The lesson stuck: Sincere response offers solutions. It is about discovery. But it requires capacity that must be cultivated. It’s respect for feelings, one’s own and the other’s, and willingness to submit one’s intellectual judgment, on occasion, to experience of such feelings. It’s not simply a matter of will.
It requires mental quiet.
One cannot just decide to actively listen without training. But that’s not happening and not likely to. “No medical school in the US has taken steps to make caregiving the most central part of medical education.” Kleinman says “small initiatives” like changing medical culture by praising workers who care, and “management by walking about,” will help.
These won’t change the “every-man-for-himself mentality” that is culturally and politically expected. Medicine, supposedly, needs help from “even philosophy.” But philosophy teaches the “self-made man” as “philosophical liberalism.” It defines freedom, identity, and rationality, assumed across the political spectrum in North America. Even anarchists and Buddhists use its concepts unwittingly.
It has been dominant in the North for centuries. And it conflicts fundamentally with Kleinman’s arguments for caregiving.
It denies substantive, person-making reciprocity, which involves renunciation. Marx taught such reciprocity. So did Lenin, the Buddha, and Christian philosophers like Thomas Merton and Ivan Illich. We don’t teach such philosophers. We barely recognize them.
José Engenieros, brilliant early 20th century Argentine psychiatrist, dedicated himself to educational reform across Latin America. It was because philosophical liberalism, with its false view of freedom, had convinced Latin Americans, against their interests, to support imperialism in the First World War.
Engenieros knew medicine was threatened by a seductive philosophy that was false. The same false view convinces North Americans to “follow dreams” just because we have them.

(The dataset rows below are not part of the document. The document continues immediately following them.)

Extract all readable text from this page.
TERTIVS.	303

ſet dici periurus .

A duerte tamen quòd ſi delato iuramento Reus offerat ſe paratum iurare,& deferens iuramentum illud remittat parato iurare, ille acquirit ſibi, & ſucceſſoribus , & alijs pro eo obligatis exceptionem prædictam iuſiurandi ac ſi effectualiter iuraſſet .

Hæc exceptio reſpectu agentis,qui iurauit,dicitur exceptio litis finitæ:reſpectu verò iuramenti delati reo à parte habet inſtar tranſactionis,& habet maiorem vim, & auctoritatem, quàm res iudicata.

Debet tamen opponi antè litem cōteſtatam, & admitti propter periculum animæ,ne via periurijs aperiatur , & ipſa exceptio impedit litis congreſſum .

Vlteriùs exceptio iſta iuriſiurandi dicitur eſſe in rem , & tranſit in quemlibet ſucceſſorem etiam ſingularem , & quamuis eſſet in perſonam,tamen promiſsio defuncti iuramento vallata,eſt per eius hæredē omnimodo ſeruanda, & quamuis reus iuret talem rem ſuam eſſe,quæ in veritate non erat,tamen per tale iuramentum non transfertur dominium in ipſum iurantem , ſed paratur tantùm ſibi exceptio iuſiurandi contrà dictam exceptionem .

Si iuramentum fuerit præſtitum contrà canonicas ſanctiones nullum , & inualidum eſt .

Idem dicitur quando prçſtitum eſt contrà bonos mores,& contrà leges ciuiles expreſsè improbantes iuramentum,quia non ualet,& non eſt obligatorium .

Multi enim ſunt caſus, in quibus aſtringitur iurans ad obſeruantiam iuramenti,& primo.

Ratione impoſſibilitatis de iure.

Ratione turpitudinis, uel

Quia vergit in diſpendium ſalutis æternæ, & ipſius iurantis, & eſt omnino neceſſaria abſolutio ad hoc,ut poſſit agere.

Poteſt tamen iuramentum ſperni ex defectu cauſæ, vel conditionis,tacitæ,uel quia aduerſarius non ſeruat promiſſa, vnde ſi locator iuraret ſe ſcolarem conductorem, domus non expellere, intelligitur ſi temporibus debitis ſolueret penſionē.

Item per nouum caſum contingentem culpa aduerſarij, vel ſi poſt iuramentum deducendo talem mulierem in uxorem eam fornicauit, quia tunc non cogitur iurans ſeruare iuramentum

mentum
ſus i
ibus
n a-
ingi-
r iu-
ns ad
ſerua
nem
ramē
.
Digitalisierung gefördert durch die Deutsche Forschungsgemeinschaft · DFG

Kleinman’s colleague says: “We can’t even tell ourselves lies we can believe in.” But they can. Whole societies can. It is why caregiving is so devalued. Kleinman says: “the every-man-for-himself mentality . . . [is] out of keeping with how societies really work and how people live their lives.” This is true, according to science. Yet we teach that mentality throughout the Humanities. We call it “freedom.”
It makes the redemptive role of caregiving unimaginable. And it is not opposed. It is not even named. Kleinman comes close. The Soul of Care is important. Its significance goes beyond medicine.